When you eat a serving of brown rice and beans, here’s what your getting in one powerhouse package:
- Complex carbohydrates. These carbs are not your enemy. They’re the primary source of fuel for your body and brain. They take longer to digest, meaning energy is released more slowly over longer periods of time, which keeps your energy levels stable.
- Complete protein. As opposed to incomplete protein. Rice and beans provide you with all of the essential amino acids your body needs. Note that you need both beans and rice to make up a complete protein; one without the other doesn’t pack quite the same health benefits.
- Fiber. Fiber aids with the digestion process by keeping things, er, moving along your digestive track at a good pace. Fiber can also help to lower cholesterol levels and control blood sugar levels.
- Folate. Also known as vitamin B9, folate works to prevent heart disorders, stroke, cancer, and birth defects during pregnancy. It also aids in cell repair and muscle growth and helps to control cholesterol levels.
- Iron. The main purpose of iron is to help carry oxygen from your lungs to your muscles and other organs. It’s great for your brain and your muscles. It works to keep your immune system strong. It can also help cut down on chronic or unexplained* fatigue.
- *Note: Emphasis on unexplained. Meaning if you’re prone to Facebook stalking that nerd-turned-babe from your freshman year homeroom for hours on end or binge watching Netflix until the wee hours of morning, don’t blame your increased iron consumption for not curing you of your exhaustion.
- Magnesium. Magical magnesium helps improve your sleep quality, brings balance and control to stress hormones, relaxes the nervous system, prevents and relieves constipation, aids in muscle growth and improved flexibility, and helps to fix calcium properly (read: stronger bones!).
So to recap what we’ve covered…
Rice and beans? Cheap. Elimination diet-friendly. Crazy nutritious. Incredibly delicious.
Here’s how to whip some up for yourself.
Grab all of your ingredients. (Spices not pictured here.)
Place your broth in a saucepan over high heat and bring to a boil. While that’s heating up…
Oooh, look at the brown rice!
And when you’re done admiring the rice, rinse it really well. Then pour the rice into the boiling broth. Once everything is boiling again, reduce to a low heat and simmer for 30-40 minutes, or until all the broth has been absorbed.
Fluff with a fork, then remove from heat and let stand for 5 minutes, and then mix the beans, cumin and salt in.
While the rice is cooking, prep your toppings. Slice up some avocados.
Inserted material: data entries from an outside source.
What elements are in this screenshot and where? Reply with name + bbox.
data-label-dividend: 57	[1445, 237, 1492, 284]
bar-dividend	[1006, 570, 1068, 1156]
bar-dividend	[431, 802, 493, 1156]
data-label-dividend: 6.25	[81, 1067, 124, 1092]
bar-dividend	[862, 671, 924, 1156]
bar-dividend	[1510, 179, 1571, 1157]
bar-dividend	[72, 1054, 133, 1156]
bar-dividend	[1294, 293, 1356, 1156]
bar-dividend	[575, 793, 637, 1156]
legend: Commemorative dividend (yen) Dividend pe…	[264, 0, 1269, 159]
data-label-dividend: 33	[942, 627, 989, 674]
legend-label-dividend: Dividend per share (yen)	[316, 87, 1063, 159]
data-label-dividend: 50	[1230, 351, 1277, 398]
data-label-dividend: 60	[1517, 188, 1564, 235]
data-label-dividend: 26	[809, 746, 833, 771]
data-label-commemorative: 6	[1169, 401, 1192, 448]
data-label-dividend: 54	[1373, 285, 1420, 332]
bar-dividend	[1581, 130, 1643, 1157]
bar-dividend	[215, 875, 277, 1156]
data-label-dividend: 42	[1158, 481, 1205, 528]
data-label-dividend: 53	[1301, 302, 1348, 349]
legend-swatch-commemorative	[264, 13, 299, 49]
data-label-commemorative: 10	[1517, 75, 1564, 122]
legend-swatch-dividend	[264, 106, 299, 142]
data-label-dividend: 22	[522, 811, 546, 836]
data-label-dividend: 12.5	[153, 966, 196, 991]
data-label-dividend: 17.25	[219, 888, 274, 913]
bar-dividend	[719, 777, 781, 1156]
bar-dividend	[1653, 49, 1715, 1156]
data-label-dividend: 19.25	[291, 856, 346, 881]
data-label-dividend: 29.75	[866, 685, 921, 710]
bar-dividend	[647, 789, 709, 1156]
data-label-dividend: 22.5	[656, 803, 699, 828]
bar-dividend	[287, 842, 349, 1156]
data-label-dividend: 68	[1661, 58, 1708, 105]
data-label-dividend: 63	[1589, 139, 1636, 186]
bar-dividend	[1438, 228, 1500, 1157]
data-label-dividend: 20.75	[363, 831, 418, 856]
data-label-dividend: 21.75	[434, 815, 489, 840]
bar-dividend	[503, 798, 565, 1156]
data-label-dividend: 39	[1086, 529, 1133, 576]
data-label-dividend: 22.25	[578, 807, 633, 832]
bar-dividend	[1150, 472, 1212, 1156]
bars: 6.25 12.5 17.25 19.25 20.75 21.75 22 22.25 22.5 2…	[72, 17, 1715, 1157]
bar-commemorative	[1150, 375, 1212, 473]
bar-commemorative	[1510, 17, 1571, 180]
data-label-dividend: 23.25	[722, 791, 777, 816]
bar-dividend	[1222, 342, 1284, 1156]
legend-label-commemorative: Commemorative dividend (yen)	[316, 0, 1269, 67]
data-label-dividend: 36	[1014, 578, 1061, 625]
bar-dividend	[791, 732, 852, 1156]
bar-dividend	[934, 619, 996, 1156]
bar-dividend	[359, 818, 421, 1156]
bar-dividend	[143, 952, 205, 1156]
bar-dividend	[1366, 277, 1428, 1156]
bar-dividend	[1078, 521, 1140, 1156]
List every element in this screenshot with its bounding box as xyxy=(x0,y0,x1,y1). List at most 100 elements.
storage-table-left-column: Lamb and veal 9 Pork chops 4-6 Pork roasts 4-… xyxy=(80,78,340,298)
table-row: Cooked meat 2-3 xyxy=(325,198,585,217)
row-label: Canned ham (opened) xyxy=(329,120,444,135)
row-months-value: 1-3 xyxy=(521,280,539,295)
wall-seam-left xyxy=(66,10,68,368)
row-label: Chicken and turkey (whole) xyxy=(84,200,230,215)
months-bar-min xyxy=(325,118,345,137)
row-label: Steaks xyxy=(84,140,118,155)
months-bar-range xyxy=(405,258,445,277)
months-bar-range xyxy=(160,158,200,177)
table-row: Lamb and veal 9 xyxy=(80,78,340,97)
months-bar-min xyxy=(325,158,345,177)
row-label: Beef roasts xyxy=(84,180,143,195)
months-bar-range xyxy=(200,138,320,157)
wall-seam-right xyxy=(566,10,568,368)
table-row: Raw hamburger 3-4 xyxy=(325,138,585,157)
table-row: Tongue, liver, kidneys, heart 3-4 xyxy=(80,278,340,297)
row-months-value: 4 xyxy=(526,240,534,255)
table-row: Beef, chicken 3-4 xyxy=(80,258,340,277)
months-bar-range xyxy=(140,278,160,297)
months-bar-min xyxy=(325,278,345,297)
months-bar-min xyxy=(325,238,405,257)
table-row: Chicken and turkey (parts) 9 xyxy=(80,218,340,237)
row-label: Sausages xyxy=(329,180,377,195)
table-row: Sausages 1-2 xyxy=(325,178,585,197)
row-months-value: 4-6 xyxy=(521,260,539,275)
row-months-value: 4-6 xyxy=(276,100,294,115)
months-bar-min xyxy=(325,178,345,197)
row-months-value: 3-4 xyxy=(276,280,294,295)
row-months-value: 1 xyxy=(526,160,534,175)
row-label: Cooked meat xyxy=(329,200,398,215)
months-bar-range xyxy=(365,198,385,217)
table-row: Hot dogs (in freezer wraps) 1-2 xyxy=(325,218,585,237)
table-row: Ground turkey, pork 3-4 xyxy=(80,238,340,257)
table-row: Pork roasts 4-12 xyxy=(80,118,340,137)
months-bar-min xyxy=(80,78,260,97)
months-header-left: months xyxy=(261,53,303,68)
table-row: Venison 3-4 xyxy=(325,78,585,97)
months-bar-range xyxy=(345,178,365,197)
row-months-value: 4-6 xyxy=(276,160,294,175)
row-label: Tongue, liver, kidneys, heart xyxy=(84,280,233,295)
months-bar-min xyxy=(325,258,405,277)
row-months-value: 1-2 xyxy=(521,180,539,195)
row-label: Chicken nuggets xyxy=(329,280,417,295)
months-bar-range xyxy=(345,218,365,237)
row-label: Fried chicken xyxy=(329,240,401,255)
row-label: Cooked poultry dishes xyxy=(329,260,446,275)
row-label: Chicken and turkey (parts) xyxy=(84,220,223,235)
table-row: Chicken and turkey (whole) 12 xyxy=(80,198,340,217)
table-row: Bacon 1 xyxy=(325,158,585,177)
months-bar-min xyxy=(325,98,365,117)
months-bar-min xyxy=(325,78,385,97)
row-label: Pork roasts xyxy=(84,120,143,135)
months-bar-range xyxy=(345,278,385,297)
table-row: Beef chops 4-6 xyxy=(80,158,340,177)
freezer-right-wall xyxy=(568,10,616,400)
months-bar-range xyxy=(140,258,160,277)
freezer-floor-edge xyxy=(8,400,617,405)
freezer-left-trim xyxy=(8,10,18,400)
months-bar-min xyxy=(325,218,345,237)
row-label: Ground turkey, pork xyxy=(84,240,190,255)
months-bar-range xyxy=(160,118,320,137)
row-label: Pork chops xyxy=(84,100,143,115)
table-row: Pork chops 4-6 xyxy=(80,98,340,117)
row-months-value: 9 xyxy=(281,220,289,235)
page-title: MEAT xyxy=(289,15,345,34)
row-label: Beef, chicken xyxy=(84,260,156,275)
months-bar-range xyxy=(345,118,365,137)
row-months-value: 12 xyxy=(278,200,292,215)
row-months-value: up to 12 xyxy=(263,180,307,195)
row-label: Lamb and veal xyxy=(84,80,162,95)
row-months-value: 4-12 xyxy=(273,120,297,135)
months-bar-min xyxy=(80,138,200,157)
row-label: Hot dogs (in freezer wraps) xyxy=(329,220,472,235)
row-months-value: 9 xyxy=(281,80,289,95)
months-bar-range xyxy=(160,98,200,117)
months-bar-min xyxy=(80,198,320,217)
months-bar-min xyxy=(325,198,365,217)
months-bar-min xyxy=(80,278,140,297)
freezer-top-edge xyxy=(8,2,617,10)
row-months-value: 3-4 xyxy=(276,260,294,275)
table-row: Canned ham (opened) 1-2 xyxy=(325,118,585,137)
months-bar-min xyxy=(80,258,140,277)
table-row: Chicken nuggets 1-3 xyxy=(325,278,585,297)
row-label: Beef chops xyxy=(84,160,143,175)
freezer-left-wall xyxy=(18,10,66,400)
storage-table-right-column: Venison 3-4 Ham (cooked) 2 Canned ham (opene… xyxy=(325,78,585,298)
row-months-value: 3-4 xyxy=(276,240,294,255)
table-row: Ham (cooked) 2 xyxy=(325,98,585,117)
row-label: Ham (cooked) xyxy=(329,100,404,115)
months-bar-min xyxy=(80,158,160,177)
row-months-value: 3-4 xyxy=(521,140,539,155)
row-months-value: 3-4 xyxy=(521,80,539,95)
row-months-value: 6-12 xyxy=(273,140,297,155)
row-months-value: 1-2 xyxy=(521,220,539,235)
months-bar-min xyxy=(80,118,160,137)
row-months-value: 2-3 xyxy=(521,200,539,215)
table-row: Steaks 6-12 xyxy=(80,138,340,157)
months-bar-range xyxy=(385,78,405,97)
Chop up a bunch of green onions.
Throw it all together in a dish…
..and eat it! Enjoy!
Kidney Beans and Rice with Avocado and Green Onions
Prep Time: 10 minutes
Cook Time: 40 minutes
Makes: 4-6 servings
- 1 cup brown rice, rinsed well
- 2 cups low sodium chicken broth or vegetable broth
- 1 15oz. can kidney beans, rinsed
- 1 tsp cumin, plus more to sprinkle on top
- 1 tsp salt
- 2 avocados, sliced
- 2 green onions, chopped
- Bring 2 cups of chicken broth to a boil.
- Add 1 cup rice. Return to boil, then lower heat and cover. Simmer for 30-40 minutes or until all the water has been absorbed.
- Stir to fluff. Remove from heat and allow to stand for five minutes.
- While the rice is still warm, mix in the kidney beans, salt and cumin.
- Place some of the avocado slices and chopped green onions on top, and sprinkle with an additional dash of cumin.